I initially thought that ZFC was something like a collection of axioms or formation rules, defined in terms of primitive notions, which when successively combined with each other, produced all of the sets that are taken as the ingredients of mathematics. I thought that all mathematical concepts were just names we had given to particular sets generated cumulatively by these axioms, for example, functions were defined as sets of pairs of elements, and the natural numbers the set of all sets generated by recursively taking the power set, starting on the empty set. I had been exploring ways to "interpret" particular classes of sets as things like quantifiers, or the logical connective $\rightarrow$ ('if-then'). Thus, I thought ZFC was like a formal language, which generated a "theory" (the collection of all expressions it generates).
I am now revising my understanding of this in many ways and trying to update my view. First of all, ZFC is a collection of axioms, written in first-order logic. First order logic is defined in terms of primitive notions: constants, variables, functions, predicates, and equality. I would like to consider that it could be possible to enumerate all possible strings of first order logic, but I don't know what further conceptual issues there may be in trying to do so.
This means that the theory generated by ZFC is a subset of the theory generated by first order logic. My guess is that if you find some way to interpret the expressions of first-order logic (a model), you realize that the collection of all possible expressions doesn't have good properties. For example, consider the desire for a theory that does not contain both $\phi$ and $\neg \phi$, "consistency". How can you modify FOL to try to achieve that? You could try to change the formation rules of FOL.
The condition $\forall x (\phi(x) \vee \neg \phi(x))$ is itself a sentence of first-order logic. I am not sure how we can formally "interpret" this as being about expressions in FOL, that is, that variable x can be substituted with expressions from FOL. I am not sure if we should seek a consistent theory by changing the formation rules or imposing conditions on the theory. If we change the formation rules, we may no longer be able to express the concept of "consistency" itself. If we declare that we want to consider expressions meeting a certain condition, how do we stop our formation rules from generating those expressions that we want excluded from our theory?

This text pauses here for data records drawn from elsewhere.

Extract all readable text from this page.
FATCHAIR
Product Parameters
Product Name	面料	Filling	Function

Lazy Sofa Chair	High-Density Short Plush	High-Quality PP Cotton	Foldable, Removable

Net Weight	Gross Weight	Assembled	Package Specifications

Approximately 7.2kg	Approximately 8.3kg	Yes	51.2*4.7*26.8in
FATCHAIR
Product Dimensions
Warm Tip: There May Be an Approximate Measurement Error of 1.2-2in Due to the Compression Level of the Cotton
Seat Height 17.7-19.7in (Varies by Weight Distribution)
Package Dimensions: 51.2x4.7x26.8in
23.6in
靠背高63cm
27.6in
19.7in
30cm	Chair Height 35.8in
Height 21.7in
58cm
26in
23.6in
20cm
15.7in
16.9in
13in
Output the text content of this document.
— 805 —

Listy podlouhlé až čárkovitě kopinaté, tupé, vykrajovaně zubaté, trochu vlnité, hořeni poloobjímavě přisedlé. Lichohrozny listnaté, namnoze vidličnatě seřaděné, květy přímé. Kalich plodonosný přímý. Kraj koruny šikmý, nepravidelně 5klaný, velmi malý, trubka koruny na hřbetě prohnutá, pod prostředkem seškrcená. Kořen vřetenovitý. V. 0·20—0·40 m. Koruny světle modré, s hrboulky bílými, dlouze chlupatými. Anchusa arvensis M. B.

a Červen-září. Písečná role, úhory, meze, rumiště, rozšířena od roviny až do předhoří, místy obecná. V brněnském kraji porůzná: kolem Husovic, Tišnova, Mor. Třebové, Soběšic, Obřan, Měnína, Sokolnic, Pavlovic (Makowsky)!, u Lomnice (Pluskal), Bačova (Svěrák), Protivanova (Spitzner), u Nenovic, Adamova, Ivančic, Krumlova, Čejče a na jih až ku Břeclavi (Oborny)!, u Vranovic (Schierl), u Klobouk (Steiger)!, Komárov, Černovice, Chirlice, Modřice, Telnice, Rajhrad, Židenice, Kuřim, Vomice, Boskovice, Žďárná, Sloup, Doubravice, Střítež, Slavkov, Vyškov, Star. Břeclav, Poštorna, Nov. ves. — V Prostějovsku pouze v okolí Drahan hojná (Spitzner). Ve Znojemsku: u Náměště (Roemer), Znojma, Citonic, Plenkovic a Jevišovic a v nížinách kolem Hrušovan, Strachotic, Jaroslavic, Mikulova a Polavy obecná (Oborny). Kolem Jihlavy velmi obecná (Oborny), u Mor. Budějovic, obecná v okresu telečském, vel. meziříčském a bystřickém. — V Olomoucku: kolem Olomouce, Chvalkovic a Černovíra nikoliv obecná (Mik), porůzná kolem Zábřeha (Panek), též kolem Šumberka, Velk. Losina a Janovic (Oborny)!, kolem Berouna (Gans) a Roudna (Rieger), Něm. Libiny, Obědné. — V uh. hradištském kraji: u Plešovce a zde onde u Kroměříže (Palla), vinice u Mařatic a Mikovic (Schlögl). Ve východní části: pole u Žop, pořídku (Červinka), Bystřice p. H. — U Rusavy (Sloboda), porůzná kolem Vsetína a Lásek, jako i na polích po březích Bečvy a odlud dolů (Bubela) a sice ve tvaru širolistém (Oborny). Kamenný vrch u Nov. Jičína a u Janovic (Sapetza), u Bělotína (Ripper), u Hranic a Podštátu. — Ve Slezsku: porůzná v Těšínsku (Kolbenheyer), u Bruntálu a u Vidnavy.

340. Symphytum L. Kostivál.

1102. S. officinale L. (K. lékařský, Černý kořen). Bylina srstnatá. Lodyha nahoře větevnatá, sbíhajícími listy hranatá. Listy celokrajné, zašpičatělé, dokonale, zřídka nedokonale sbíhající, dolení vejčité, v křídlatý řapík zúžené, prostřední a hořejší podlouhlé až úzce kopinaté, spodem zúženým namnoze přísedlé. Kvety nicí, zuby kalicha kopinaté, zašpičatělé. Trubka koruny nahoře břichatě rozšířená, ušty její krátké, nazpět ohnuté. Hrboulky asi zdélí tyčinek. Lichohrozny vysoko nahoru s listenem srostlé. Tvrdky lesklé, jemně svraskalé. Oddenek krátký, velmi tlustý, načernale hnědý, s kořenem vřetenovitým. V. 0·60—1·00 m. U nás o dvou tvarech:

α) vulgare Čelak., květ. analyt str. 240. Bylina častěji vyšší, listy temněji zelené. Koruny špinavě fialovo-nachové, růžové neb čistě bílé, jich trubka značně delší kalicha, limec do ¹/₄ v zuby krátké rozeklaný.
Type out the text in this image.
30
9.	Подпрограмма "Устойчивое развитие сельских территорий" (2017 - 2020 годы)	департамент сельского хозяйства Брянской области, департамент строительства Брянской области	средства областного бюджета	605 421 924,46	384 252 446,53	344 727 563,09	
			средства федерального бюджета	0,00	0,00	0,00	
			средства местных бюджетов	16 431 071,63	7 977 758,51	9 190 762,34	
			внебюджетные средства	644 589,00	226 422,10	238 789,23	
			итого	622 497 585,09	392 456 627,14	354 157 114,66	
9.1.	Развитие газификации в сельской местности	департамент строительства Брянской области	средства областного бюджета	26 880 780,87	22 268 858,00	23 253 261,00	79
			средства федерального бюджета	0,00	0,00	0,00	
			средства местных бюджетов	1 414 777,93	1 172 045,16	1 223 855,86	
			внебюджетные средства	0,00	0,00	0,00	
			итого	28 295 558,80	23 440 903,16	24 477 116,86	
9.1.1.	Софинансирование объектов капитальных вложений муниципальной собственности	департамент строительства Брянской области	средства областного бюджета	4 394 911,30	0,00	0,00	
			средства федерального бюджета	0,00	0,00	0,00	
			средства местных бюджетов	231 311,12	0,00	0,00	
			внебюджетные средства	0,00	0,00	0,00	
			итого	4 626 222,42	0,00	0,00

The von Neumann hierarchy of sets is supposed to generate all pure, well-founded sets, and it only requires the concept of power set and of union. So, I guess ZFC is not an attempt to generate all sets, but to express properties of a collection of sets we would like to have. As I understand it, ZFC does not determine a unique collection of sets or model, but there are actually infinitely many distinct models (How many countable models of ZFC are there?).
If one is to do mathematics rigorously, they would like every concept they mention, such as a function or relation, to have a precise definition. How can we do that with ZFC if ZFC does not determine a unique universe of sets? Is the general idea that one does not enumerate all possible sets, but can prove the existence of a particular set they would like to use, in any model of ZFC?